The release of two kidnapped Canadian women is welcome news in Ghana where people are becoming increasingly anxious at the number of people seized, both locals and foreigners. Almost 70 cases were recorded in 2018.

Ghana, Hauptquartier der Regionalpolizei Ashanti in Kumasi
Image: Getty Images/M. Mohammed-Nurudeen

The two young Canadian women who were seized at a golf course in the city of Kumasi have been freed from the hands of kidnappers. According to security service sources, the aim had probably been to hold them until a ransom was paid.

The two women worked for Youth Challenge International, a Canadian organization that sends young people to work on development projects in Africa, Asia and South America.

Ghana is considered to be one of the most secure countries in West Africa but the number of kidnappings has risen sharply in recent months, causing a wave of anxiety among foreigners in the country as well as among local residents.

Almost 70 kidnapping cases were recorded in 2018. In April this year, a 30-year-old Indian man was kidnapped in Kumasi by men who demanded a $500,000 (€442,000) ransom. An Estonian diplomat was seized in the capital Accra during his regular morning walk. Shortly afterwards he was freed by the Special Weapons and Ammunition Tactics (SWAT) Unit of the Accra Regional Police Command who stormed the house where he was being held.

The whereabouts of three Ghanaian girls kidnapped in the west of the country several months ago are still unknown.  

President promises action 

In an an attempt to allay people's fears, President Nana Akufo-Addo emphasized his government's determination to put an end to the kidnappers' activities. Describing kidnapping as a new phenomenon in Ghana, he said: "We need to do something about it to make sure this does not become a feature of our society. Decisions are being taken that will clearly manifest the determination I have to deal with this matter."

Ghana's President Nana Akufo-Addo emerging from a car
President Akufo-Addo says he is determined to stamp out kidnappingImage: picture alliance/dpa/AP Photo/G. V. Wijngaert

Many members of the general public feel the time for taking action is long overdue. In connection with the cases recorded in 2018 only one person has been convicted and jailed, while another four are currently on trial. Several Ghanaian lawmakers are unhappy with the lack of progress so far. Opposition lawmaker Samuel Okudzeto Ablakwah says parliament must intervene to force security agencies to do more to end the phenomenon.

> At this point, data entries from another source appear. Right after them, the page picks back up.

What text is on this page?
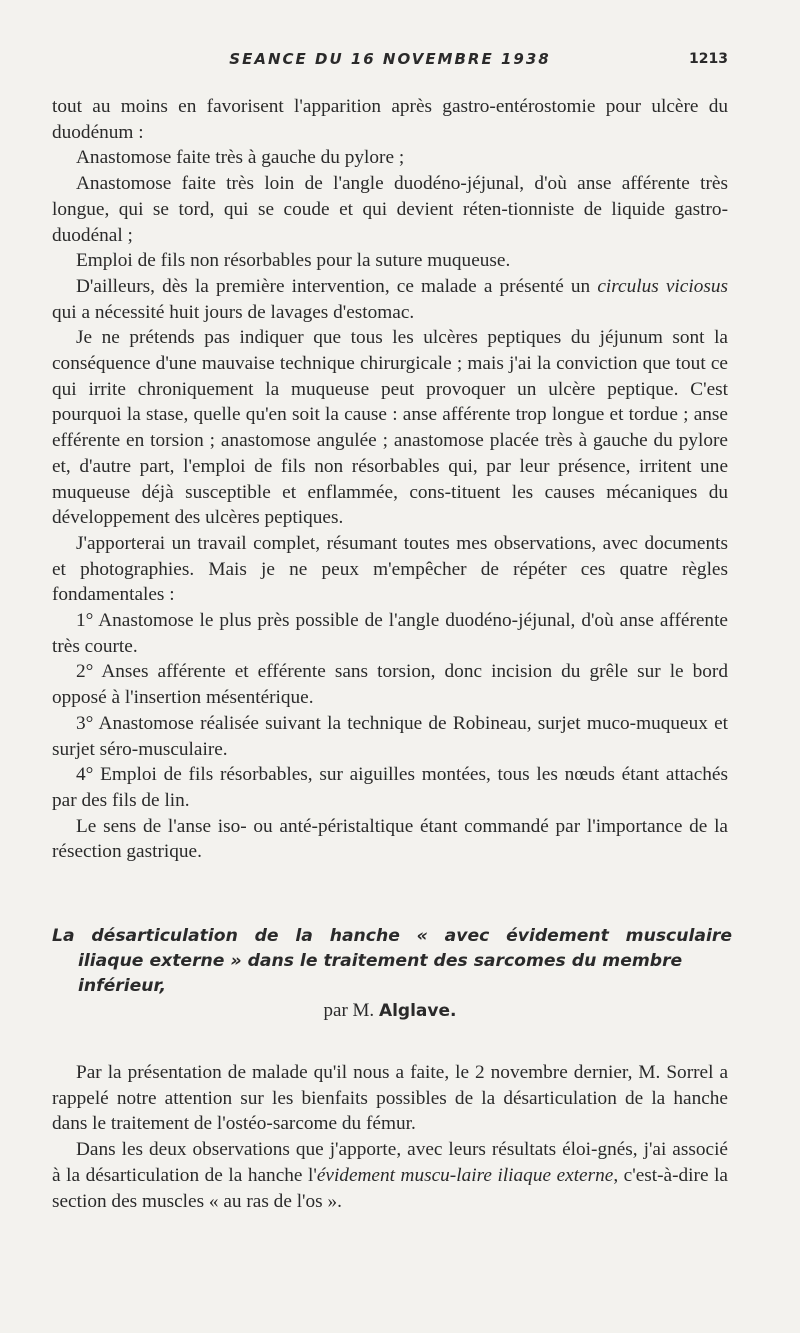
SEANCE DU 16 NOVEMBRE 1938	1213

tout au moins en favorisent l'apparition après gastro-entérostomie pour ulcère du duodénum :

Anastomose faite très à gauche du pylore ;

Anastomose faite très loin de l'angle duodéno-jéjunal, d'où anse afférente très longue, qui se tord, qui se coude et qui devient réten-tionniste de liquide gastro-duodénal ;

Emploi de fils non résorbables pour la suture muqueuse.

D'ailleurs, dès la première intervention, ce malade a présenté un circulus viciosus qui a nécessité huit jours de lavages d'estomac.

Je ne prétends pas indiquer que tous les ulcères peptiques du jéjunum sont la conséquence d'une mauvaise technique chirurgicale ; mais j'ai la conviction que tout ce qui irrite chroniquement la muqueuse peut provoquer un ulcère peptique. C'est pourquoi la stase, quelle qu'en soit la cause : anse afférente trop longue et tordue ; anse efférente en torsion ; anastomose angulée ; anastomose placée très à gauche du pylore et, d'autre part, l'emploi de fils non résorbables qui, par leur présence, irritent une muqueuse déjà susceptible et enflammée, cons-tituent les causes mécaniques du développement des ulcères peptiques.

J'apporterai un travail complet, résumant toutes mes observations, avec documents et photographies. Mais je ne peux m'empêcher de répéter ces quatre règles fondamentales :

1° Anastomose le plus près possible de l'angle duodéno-jéjunal, d'où anse afférente très courte.

2° Anses afférente et efférente sans torsion, donc incision du grêle sur le bord opposé à l'insertion mésentérique.

3° Anastomose réalisée suivant la technique de Robineau, surjet muco-muqueux et surjet séro-musculaire.

4° Emploi de fils résorbables, sur aiguilles montées, tous les nœuds étant attachés par des fils de lin.

Le sens de l'anse iso- ou anté-péristaltique étant commandé par l'importance de la résection gastrique.

La désarticulation de la hanche « avec évidement musculaire
iliaque externe » dans le traitement des sarcomes du membre
inférieur,
par M. Alglave.

Par la présentation de malade qu'il nous a faite, le 2 novembre dernier, M. Sorrel a rappelé notre attention sur les bienfaits possibles de la désarticulation de la hanche dans le traitement de l'ostéo-sarcome du fémur.

Dans les deux observations que j'apporte, avec leurs résultats éloi-gnés, j'ai associé à la désarticulation de la hanche l'évidement muscu-laire iliaque externe, c'est-à-dire la section des muscles « au ras de l'os ».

"We do not know if ransoms are being paid, and we do not know if Ghana is now becoming a hub for these kidnappers," he said.

Ghana 'still relatively safe'

Security expert Adam Bona says it is in the best interest of the country and its reputation for the issue to be resolved as quickly as possible. Otherwise,"It will impede our development.  People are coming in and out of the country. Businesses are coming in and out, and if you look at the issue of tourism, people are coming here for sightseeing, to spend their vacations here. Who will want to go to a country where the chances are that someone might kidnap you? No one will want to do that."

A sign proclaiming 'You're Welcome'
Ghana's tourism industry hopes visitors will not stay awayImage: picture alliance/dpa

The city of Kumasi, where several kidnappings occurred, is Ghana's second largest city and the former capital of the Ashanti kingdom. It is a popular destination for tourists.

Despite the rising figures, Bona maintains that Ghana is still a relatively safe country for foreigners. "We have had these issues of security lately but that notwithstanding Ghana is safer than most European countries today, " he told DW.

However, he urges visitors and local residents to remain vigilant and keep their eyes open.